Changing to other model: Using multiple models to compare and see which one works fine
AND PREPROCESSING IT TO SCALE VALUES

In [None]:
from sklearn.preprocessing import StandardScaler
from sklearn.compose import ColumnTransformer
from sklearn.pipeline import Pipeline
from sklearn.svm import SVC
from sklearn.ensemble import RandomForestClassifier
from sklearn.neighbors import KNeighborsClassifier
from sklearn.tree import DecisionTreeClassifier
from sklearn.ensemble import GradientBoostingClassifier

classifiers=[]

svm = SVC(probability=True)
classifiers.append(svm)

rf = RandomForestClassifier(n_estimators=100)
classifiers.append(rf)

knn = KNeighborsClassifier(n_neighbors=5)
classifiers.append(knn)

dt = DecisionTreeClassifier(max_features='auto')
classifiers.append(dt)

gbc = GradientBoostingClassifier(max_features= 'auto')
classifiers.append(gbc
                  )
feat_cols = [1,2,3,4,5,6,7,8]
feature_transformer = Pipeline( steps = [('scaler', StandardScaler())])

preprocessor = ColumnTransformer(transformers= [('preprocess', feature_transformer, feat_cols)])

for clf in classifiers:
    pipeline= Pipeline(steps=[ ('preprocessor', preprocessor), ('clf', clf) ])
    model=pipeline.fit(xtrain, ytrain)
    ympred= model.predict(xtest)
    print(clf)
    print("Overall Accuracy:",accuracy_score(ytest, ympred))
    print("Overall Precision:",precision_score(ytest, ympred, average='macro'))
    print("Overall Recall:",recall_score(ytest, ympred, average='macro'))
    print("\n")


The highest accuracy & precision has been achieved is by RANDOMFORESTCLASSIFIER
Lets analyze the RandomForest model's results

The confusion matrix shows the intersection of predicted and actual label values for each class - in simple terms, the diagonal intersections from top-left to bottom-right indicate the number of correct predictions.

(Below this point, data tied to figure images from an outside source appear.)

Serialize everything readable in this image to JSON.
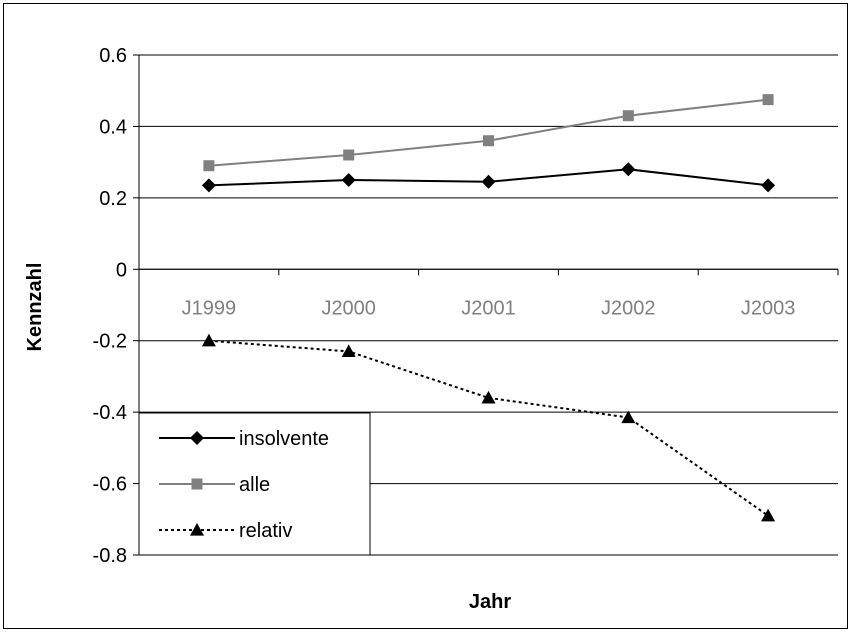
{
  "chart_data": {
    "type": "line",
    "title": "",
    "xlabel": "Jahr",
    "ylabel": "Kennzahl",
    "categories": [
      "J1999",
      "J2000",
      "J2001",
      "J2002",
      "J2003"
    ],
    "ylim": [
      -0.8,
      0.6
    ],
    "yticks": [
      0.6,
      0.4,
      0.2,
      0,
      -0.2,
      -0.4,
      -0.6,
      -0.8
    ],
    "ytick_labels": [
      "0.6",
      "0.4",
      "0.2",
      "0",
      "-0.2",
      "-0.4",
      "-0.6",
      "-0.8"
    ],
    "grid": true,
    "legend_position": "bottom-left",
    "series": [
      {
        "name": "insolvente",
        "values": [
          0.235,
          0.25,
          0.245,
          0.28,
          0.235
        ],
        "color": "#000000",
        "marker": "diamond",
        "dash": "solid"
      },
      {
        "name": "alle",
        "values": [
          0.29,
          0.32,
          0.36,
          0.43,
          0.475
        ],
        "color": "#808080",
        "marker": "square",
        "dash": "solid"
      },
      {
        "name": "relativ",
        "values": [
          -0.2,
          -0.23,
          -0.36,
          -0.415,
          -0.69
        ],
        "color": "#000000",
        "marker": "triangle",
        "dash": "dotted"
      }
    ]
  }
}
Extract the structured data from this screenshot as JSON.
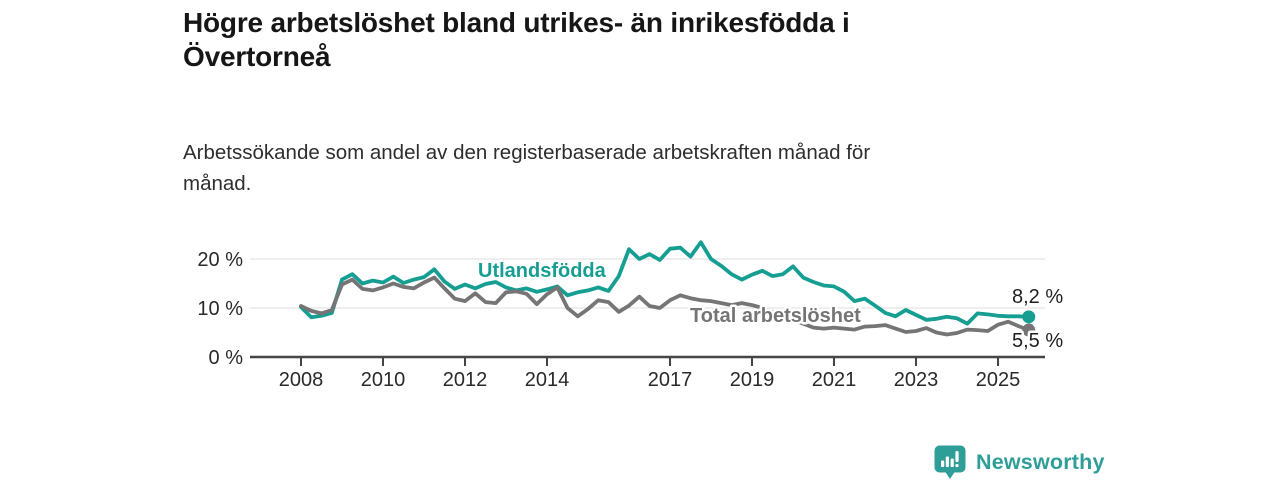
{
  "header": {
    "title_lines": [
      "Högre arbetslöshet bland utrikes- än inrikesfödda i",
      "Övertorneå"
    ],
    "subtitle_lines": [
      "Arbetssökande som andel av den registerbaserade arbetskraften månad för",
      "månad."
    ]
  },
  "chart_data": {
    "type": "line",
    "unit": "%",
    "title": "Högre arbetslöshet bland utrikes- än inrikesfödda i Övertorneå",
    "subtitle": "Arbetssökande som andel av den registerbaserade arbetskraften månad för månad.",
    "xlabel": "",
    "ylabel": "",
    "grid": "horizontal-only",
    "legend_position": "inline-on-lines",
    "x_start": 2008,
    "x_interval": 0.25,
    "x_end": 2025.75,
    "ylim": [
      0,
      25
    ],
    "x_ticks": [
      2008,
      2010,
      2012,
      2014,
      2017,
      2019,
      2021,
      2023,
      2025
    ],
    "y_ticks": [
      {
        "label": "0 %",
        "value": 0
      },
      {
        "label": "10 %",
        "value": 10
      },
      {
        "label": "20 %",
        "value": 20
      }
    ],
    "series": [
      {
        "name": "Utlandsfödda",
        "color": "#169E92",
        "end_label": "8,2 %",
        "end_value": 8.2,
        "values": [
          10.2,
          8.1,
          8.4,
          9.0,
          15.8,
          16.9,
          15.0,
          15.6,
          15.2,
          16.4,
          15.1,
          15.8,
          16.3,
          17.9,
          15.4,
          13.9,
          14.8,
          14.0,
          14.9,
          15.3,
          14.2,
          13.6,
          14.0,
          13.3,
          13.8,
          14.4,
          12.6,
          13.2,
          13.6,
          14.2,
          13.5,
          16.5,
          22.0,
          20.0,
          21.0,
          19.8,
          22.1,
          22.3,
          20.5,
          23.4,
          20.0,
          18.6,
          16.9,
          15.8,
          16.8,
          17.6,
          16.5,
          16.9,
          18.5,
          16.2,
          15.3,
          14.6,
          14.4,
          13.3,
          11.4,
          11.9,
          10.5,
          9.0,
          8.3,
          9.6,
          8.6,
          7.6,
          7.8,
          8.2,
          7.9,
          6.8,
          8.9,
          8.7,
          8.4,
          8.3,
          8.3,
          8.2
        ]
      },
      {
        "name": "Total arbetslöshet",
        "color": "#757575",
        "end_label": "5,5 %",
        "end_value": 5.5,
        "values": [
          10.4,
          9.4,
          8.9,
          9.6,
          14.8,
          15.8,
          13.9,
          13.6,
          14.2,
          15.0,
          14.3,
          14.0,
          15.2,
          16.2,
          14.0,
          11.9,
          11.4,
          13.0,
          11.2,
          11.0,
          13.2,
          13.4,
          12.9,
          10.8,
          12.8,
          14.2,
          10.0,
          8.3,
          9.8,
          11.6,
          11.2,
          9.2,
          10.5,
          12.3,
          10.4,
          10.0,
          11.6,
          12.6,
          12.0,
          11.6,
          11.4,
          11.0,
          10.6,
          11.0,
          10.6,
          10.0,
          9.2,
          8.4,
          7.6,
          6.8,
          6.0,
          5.8,
          6.0,
          5.8,
          5.6,
          6.2,
          6.3,
          6.5,
          5.8,
          5.1,
          5.3,
          5.9,
          5.0,
          4.6,
          4.9,
          5.6,
          5.5,
          5.3,
          6.6,
          7.2,
          6.3,
          5.5
        ]
      }
    ]
  },
  "branding": {
    "name": "Newsworthy",
    "color": "#2F9E99",
    "icon": "bar-chart-speech-bubble-icon"
  }
}
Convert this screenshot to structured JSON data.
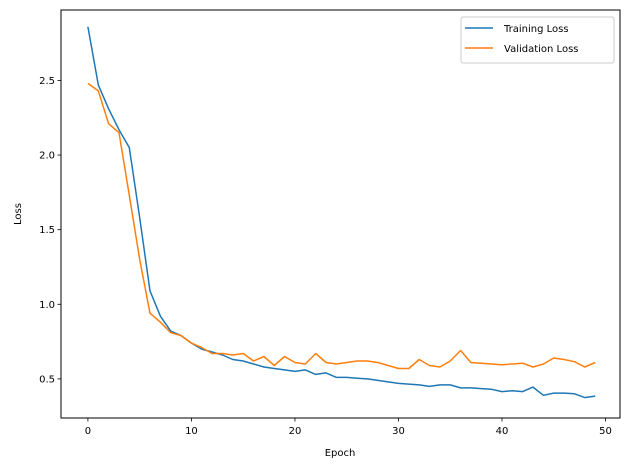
{
  "chart_data": {
    "type": "line",
    "title": "",
    "xlabel": "Epoch",
    "ylabel": "Loss",
    "xlim": [
      -2.6,
      51.4
    ],
    "ylim": [
      0.238,
      2.972
    ],
    "xticks": [
      0,
      10,
      20,
      30,
      40,
      50
    ],
    "yticks": [
      0.5,
      1.0,
      1.5,
      2.0,
      2.5
    ],
    "ytick_labels": [
      "0.5",
      "1.0",
      "1.5",
      "2.0",
      "2.5"
    ],
    "grid": false,
    "legend_position": "upper right",
    "x": [
      0,
      1,
      2,
      3,
      4,
      5,
      6,
      7,
      8,
      9,
      10,
      11,
      12,
      13,
      14,
      15,
      16,
      17,
      18,
      19,
      20,
      21,
      22,
      23,
      24,
      25,
      26,
      27,
      28,
      29,
      30,
      31,
      32,
      33,
      34,
      35,
      36,
      37,
      38,
      39,
      40,
      41,
      42,
      43,
      44,
      45,
      46,
      47,
      48,
      49
    ],
    "series": [
      {
        "name": "Training Loss",
        "color": "#1f77b4",
        "values": [
          2.86,
          2.47,
          2.31,
          2.17,
          2.05,
          1.58,
          1.09,
          0.92,
          0.82,
          0.79,
          0.74,
          0.7,
          0.68,
          0.66,
          0.63,
          0.62,
          0.6,
          0.58,
          0.57,
          0.56,
          0.55,
          0.56,
          0.53,
          0.54,
          0.51,
          0.51,
          0.505,
          0.5,
          0.49,
          0.48,
          0.47,
          0.465,
          0.46,
          0.45,
          0.46,
          0.46,
          0.44,
          0.44,
          0.435,
          0.43,
          0.415,
          0.42,
          0.415,
          0.445,
          0.39,
          0.405,
          0.405,
          0.4,
          0.375,
          0.385
        ]
      },
      {
        "name": "Validation Loss",
        "color": "#ff7f0e",
        "values": [
          2.48,
          2.43,
          2.21,
          2.15,
          1.73,
          1.3,
          0.94,
          0.88,
          0.81,
          0.79,
          0.74,
          0.71,
          0.67,
          0.67,
          0.66,
          0.67,
          0.62,
          0.65,
          0.59,
          0.65,
          0.61,
          0.6,
          0.67,
          0.61,
          0.6,
          0.61,
          0.62,
          0.62,
          0.61,
          0.59,
          0.57,
          0.57,
          0.63,
          0.59,
          0.58,
          0.62,
          0.69,
          0.61,
          0.605,
          0.6,
          0.595,
          0.6,
          0.605,
          0.58,
          0.6,
          0.64,
          0.63,
          0.615,
          0.58,
          0.61
        ]
      }
    ]
  },
  "legend": {
    "items": [
      "Training Loss",
      "Validation Loss"
    ]
  },
  "axes": {
    "xlabel": "Epoch",
    "ylabel": "Loss"
  }
}
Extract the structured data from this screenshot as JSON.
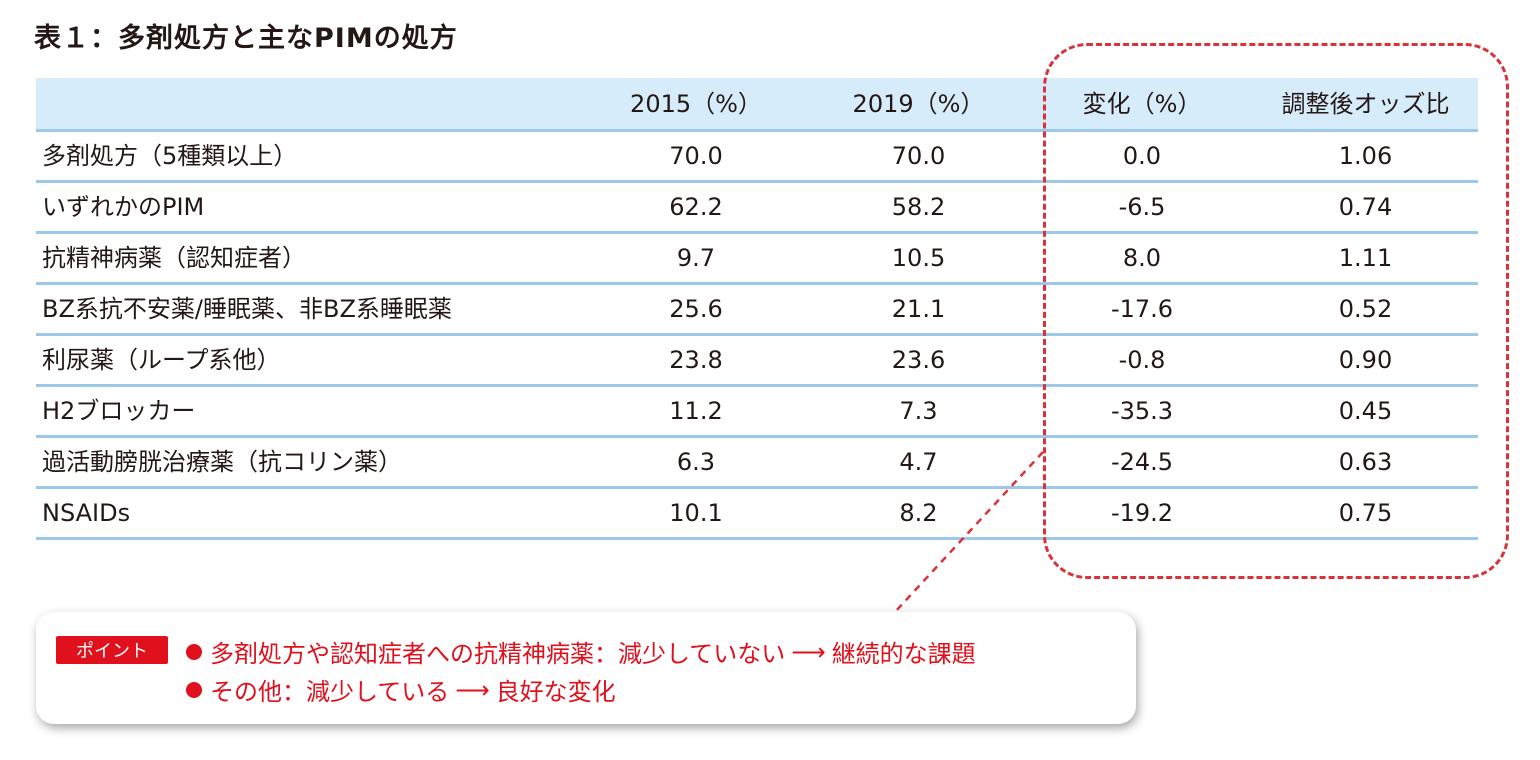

When dealing with multiple classes, it's generally more intuitive to visualize this as a heat map


In [None]:
pipeline= Pipeline(steps=[ ('preprocessor', preprocessor), ('classifier', RandomForestClassifier(n_estimators=100)) ])
model=pipeline.fit(xtrain, ytrain)
rf_pred= model.predict(xtest)


In [None]:
from sklearn.metrics import confusion_matrix

# Print the confusion matrix
mcm = confusion_matrix(ytest, rf_pred)
print(mcm)

types=['build_windows','buildingwindowsnonfloatprocessed','vehiclewindowsfloatprocessed'
,'vehiclewindows'
,'containers'
,'tableware'
,'headlamps']

In [None]:
import numpy as np
import matplotlib.pyplot as plt
%matplotlib inline

plt.imshow(mcm, interpolation="nearest", cmap=plt.cm.Blues)
plt.colorbar()
tick_marks = np.arange(len(types))
plt.xticks(tick_marks, types, rotation=45)
plt.yticks(tick_marks, types)
plt.xlabel("Predicted Type")
plt.ylabel("Actual Type")
plt.show()

The darker squares in the confusion matrix plot indicate high numbers of cases, and you can hopefully see a diagonal line of darker squares indicating cases where the predicted and actual label are the same.